Cena 10

.

A mãe de Fátima sentada com uma travessa. Ela assiste TV enquanto escolhe feijão.

A campainha toca. Ela põe a travessa de lado e vai até a porta.

Mãe – Pois não?!

Arthur – Boa tarde... Eu vim do Rio de Janeiro, procuro pela sua filha, Fátima Marques.

Mãe – Ela tá viajando.

E começa a fechar a porta.

Arthur – Eu vim em nome da Letícia, amiga dela.

A senhora pára, desconcertada. Abre a porta.

Mãe – Entra, não repara a bagunça.

Arthur – Brigado.

Mãe (zanzando) Tô arrumando as coisas aqui.

Arthur – Não tem problema.

Mãe – Quer ver TV?

Arthur – Não, obrigado. Podemos sentar?

Mãe – Deixa eu pôr uma musica então. Vocês adoram música.

Vai até o rádio, e abre desajeitadamente o cd player, procurando os botões.

Mãe – “Alice in Chains” não, muito triste.

Tira um molho de chaves do bolso e abre o cadeado da cômoda.

Arthur – Você guarda os cds com cadeado?

Mãe – Esses aqui são... Escondi dela pra quando ela tivesse mais preparada.

Arthur – Tem uns livros também.

Mãe – Só quem nunca leu de verdade acha um absurdo proibirem livros.

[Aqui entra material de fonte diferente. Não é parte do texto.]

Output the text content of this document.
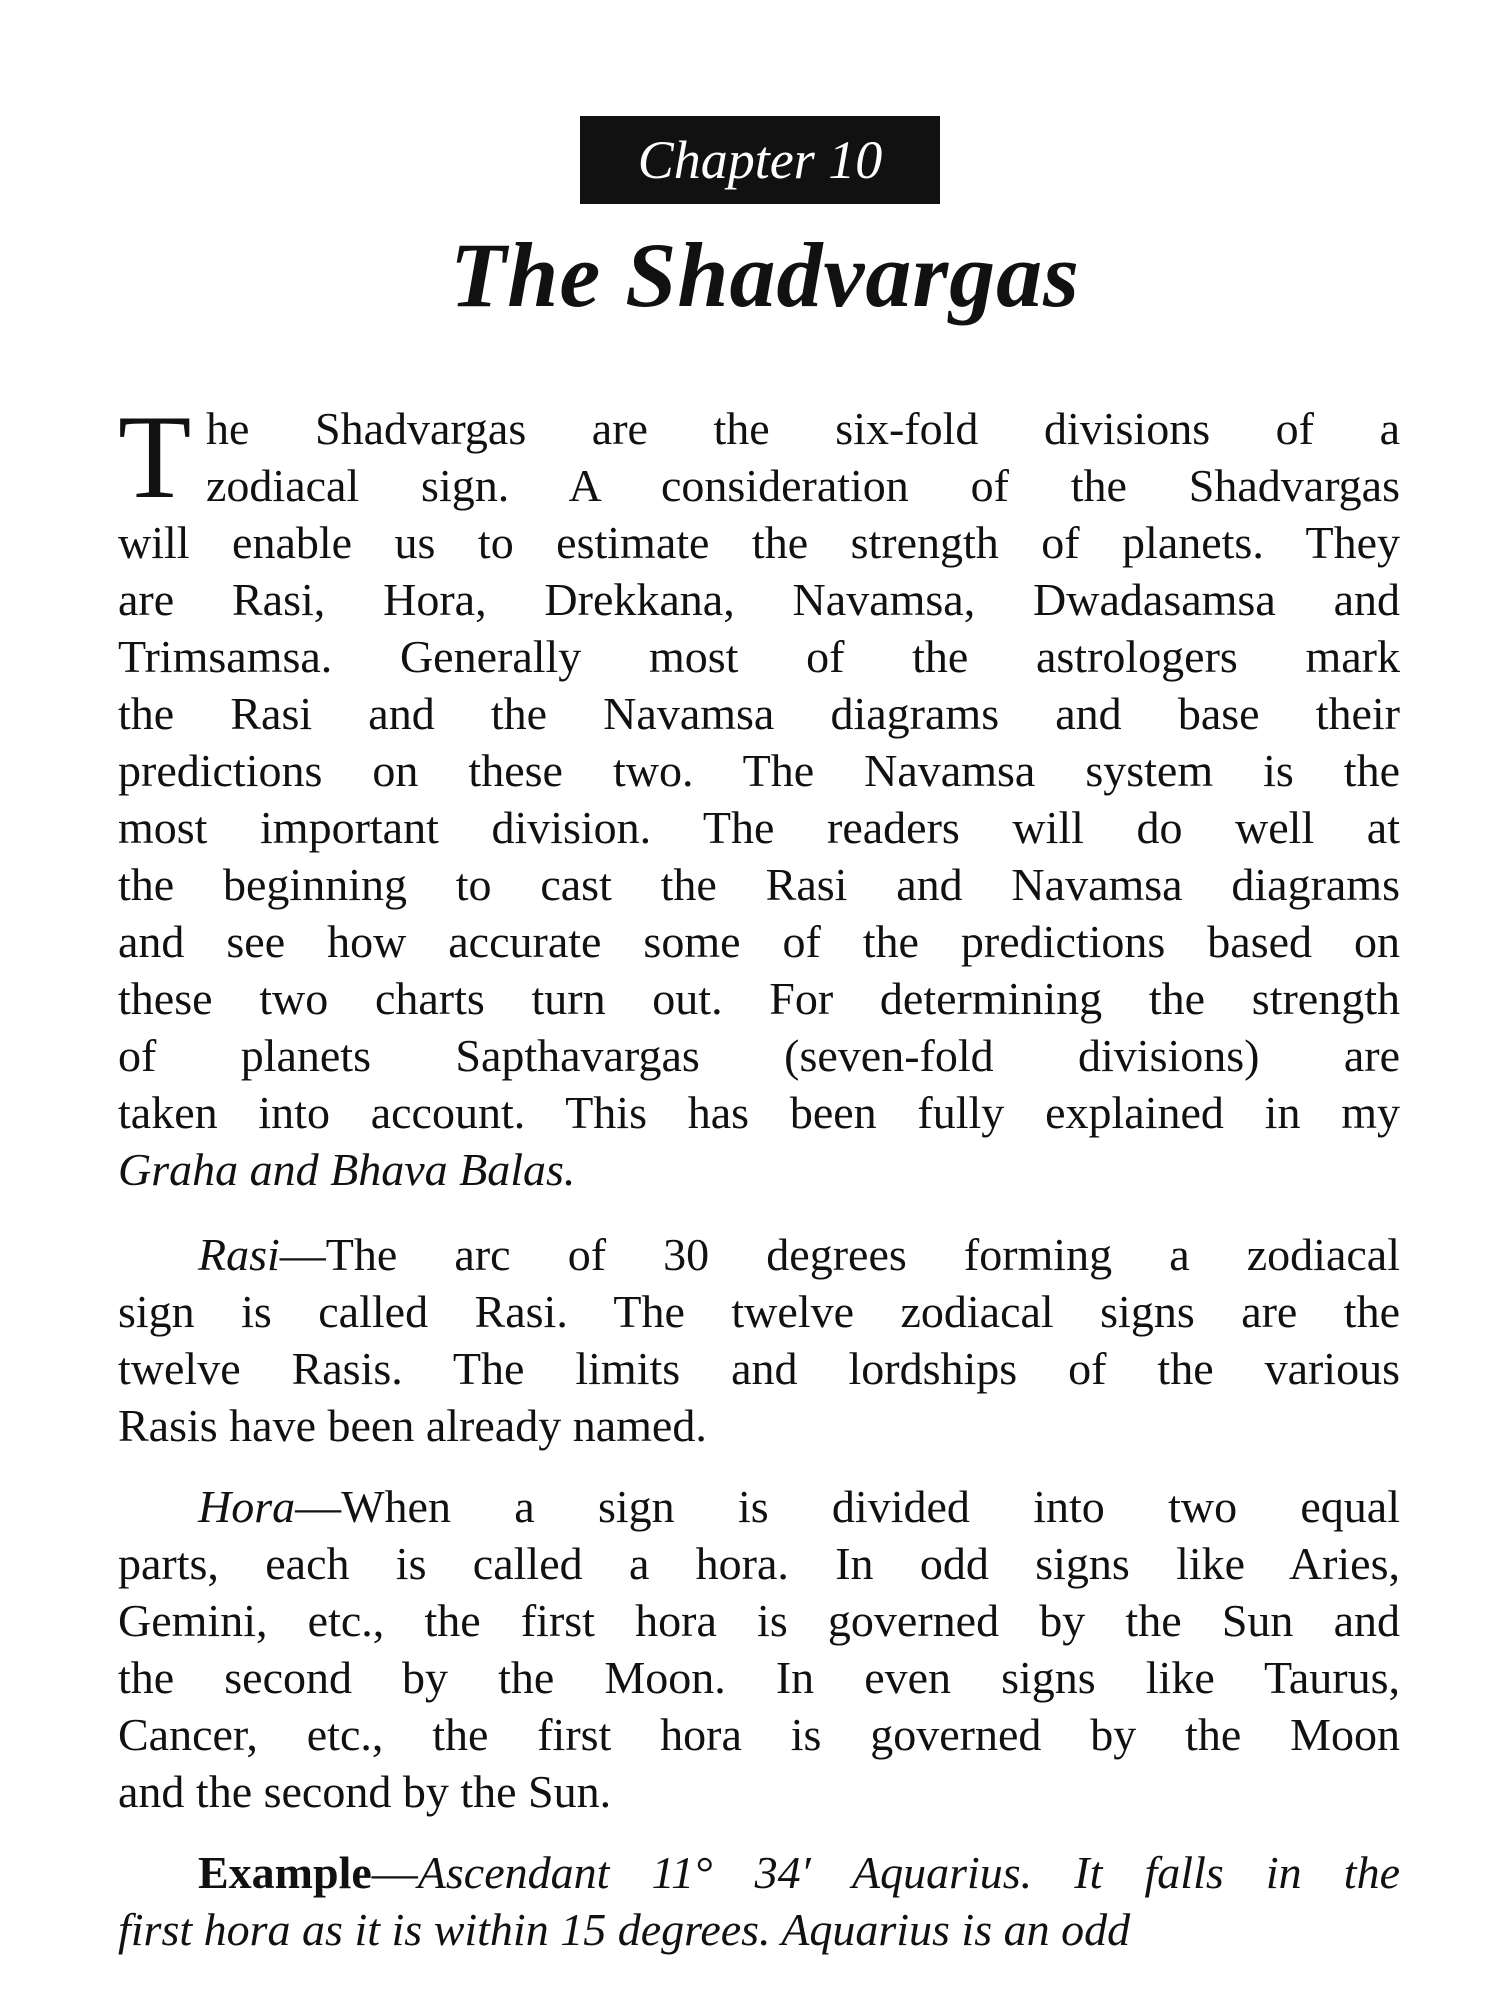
Chapter 10
The Shadvargas
T he Shadvargas are the six-fold divisions of a
zodiacal sign. A consideration of the Shadvargas
will enable us to estimate the strength of planets. They
are Rasi, Hora, Drekkana, Navamsa, Dwadasamsa and
Trimsamsa. Generally most of the astrologers mark
the Rasi and the Navamsa diagrams and base their
predictions on these two. The Navamsa system is the
most important division. The readers will do well at
the beginning to cast the Rasi and Navamsa diagrams
and see how accurate some of the predictions based on
these two charts turn out. For determining the strength
of planets Sapthavargas (seven-fold divisions) are
taken into account. This has been fully explained in my
Graha and Bhava Balas.
Rasi—The arc of 30 degrees forming a zodiacal
sign is called Rasi. The twelve zodiacal signs are the
twelve Rasis. The limits and lordships of the various
Rasis have been already named.
Hora—When a sign is divided into two equal
parts, each is called a hora. In odd signs like Aries,
Gemini, etc., the first hora is governed by the Sun and
the second by the Moon. In even signs like Taurus,
Cancer, etc., the first hora is governed by the Moon
and the second by the Sun.
Example—Ascendant 11° 34′ Aquarius. It falls in the
first hora as it is within 15 degrees. Aquarius is an odd
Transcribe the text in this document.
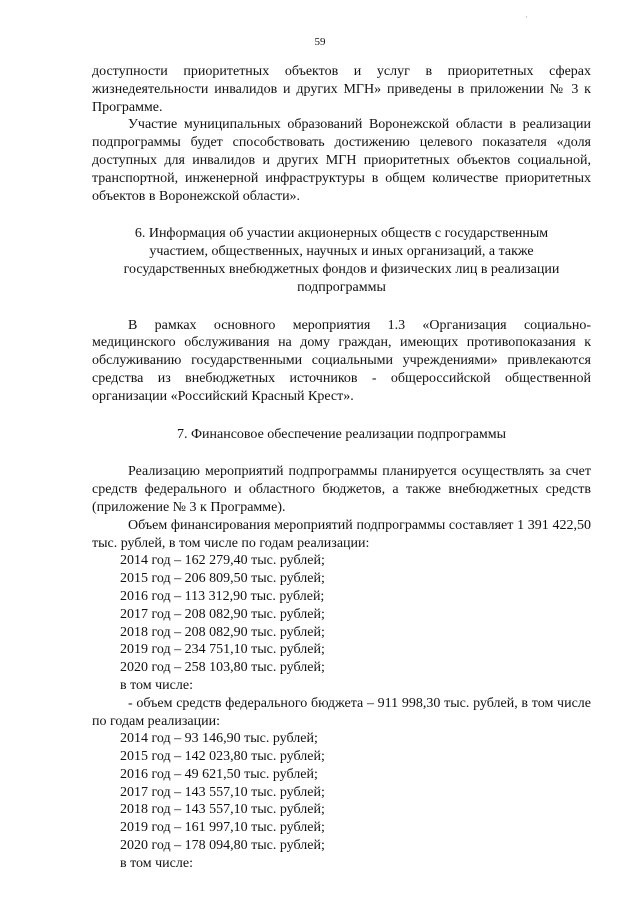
·
59

доступности приоритетных объектов и услуг в приоритетных сферах жизнедеятельности инвалидов и других МГН» приведены в приложении № 3 к Программе.

Участие муниципальных образований Воронежской области в реализации подпрограммы будет способствовать достижению целевого показателя «доля доступных для инвалидов и других МГН приоритетных объектов социальной, транспортной, инженерной инфраструктуры в общем количестве приоритетных объектов в Воронежской области».

6. Информация об участии акционерных обществ с государственным участием, общественных, научных и иных организаций, а также государственных внебюджетных фондов и физических лиц в реализации подпрограммы

В рамках основного мероприятия 1.3 «Организация социально-медицинского обслуживания на дому граждан, имеющих противопоказания к обслуживанию государственными социальными учреждениями» привлекаются средства из внебюджетных источников - общероссийской общественной организации «Российский Красный Крест».

7. Финансовое обеспечение реализации подпрограммы

Реализацию мероприятий подпрограммы планируется осуществлять за счет средств федерального и областного бюджетов, а также внебюджетных средств (приложение № 3 к Программе).

Объем финансирования мероприятий подпрограммы составляет 1 391 422,50 тыс. рублей, в том числе по годам реализации:

2014 год – 162 279,40 тыс. рублей;

2015 год – 206 809,50 тыс. рублей;

2016 год – 113 312,90 тыс. рублей;

2017 год – 208 082,90 тыс. рублей;

2018 год – 208 082,90 тыс. рублей;

2019 год – 234 751,10 тыс. рублей;

2020 год – 258 103,80 тыс. рублей;

в том числе:

- объем средств федерального бюджета – 911 998,30 тыс. рублей, в том числе по годам реализации:

2014 год – 93 146,90 тыс. рублей;

2015 год – 142 023,80 тыс. рублей;

2016 год – 49 621,50 тыс. рублей;

2017 год – 143 557,10 тыс. рублей;

2018 год – 143 557,10 тыс. рублей;

2019 год – 161 997,10 тыс. рублей;

2020 год – 178 094,80 тыс. рублей;

в том числе:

Arthur observa a operação.

Mãe – A Fátima gosta de ouvir música e se identificar com coisas que nunca aconteceram com ela - ri - E de guardar recordações nojentas do que ela fazia com os namorados...

Pega a pilha de CDs e deixa a portinhola aberta.

Mãe - Tem um monte do Legião Urbana, prefiro uma coisa mais agitada.

Arthur (tomando a pilha de CDs de suas mãos) – A música mais agitada da Legião é sobre um menino que morre num racha.

Mãe (solta a pilha de CDs e se afasta) Você acha que eu sou louca, né?

Arthur – Não, claro que não.

Mãe (aponta para os CDs na mão de Arthur) Você faria isso, tomaria os CDs, se não julgasse que eu sou louca?

Arthur – Desculpa.

Mãe – Eu percebo essas coisas. A calma na sua voz.

Arthur – Querida, eu não acho que a senhora seja louca... Eu vim aqui por causa da Fátima, a senhora sabe onde ela está?

Mãe – Não... Eu achei que você tivesse vindo me dizer que ela está morta.

Arthur – Morta?! Porque ela estaria morta?

Mãe – Eu tive um sonho com aquele cara que pega as meninas na estrada.

Arthur – O Tubarão da Dutra?

Mãe – Tem muita gente boa perdida por aí... Mas também tem muita gente ruim... Gente que se você não estiver perdida, nunca vai encontrar.

Arthur (tirando o gravador e pondo sobre a mesa) – Se importa que eu grave essa conversa? Eu trabalho com antiguidades, recupero peças para colecionadores, a Letícia/

Mãe – Eu não me importo... Pode fazer o que quiser.

Arthur – Qual foi a ultima vez que a senhora viu a Fátima?

Mãe – Foi aqui, nessa sala, há três anos atrás... Depois eu vi ela uma vez, no centro, faz um ano...Tava mudada... Eu ainda achei que vi ela semana passada, atravessando a rua, igualzinha era antes, mas aí eu acordei e vi que era um sonho.

Chora em silencio, sem cobrir o rosto. Arthur, desconcertado, estende um lenço para ela.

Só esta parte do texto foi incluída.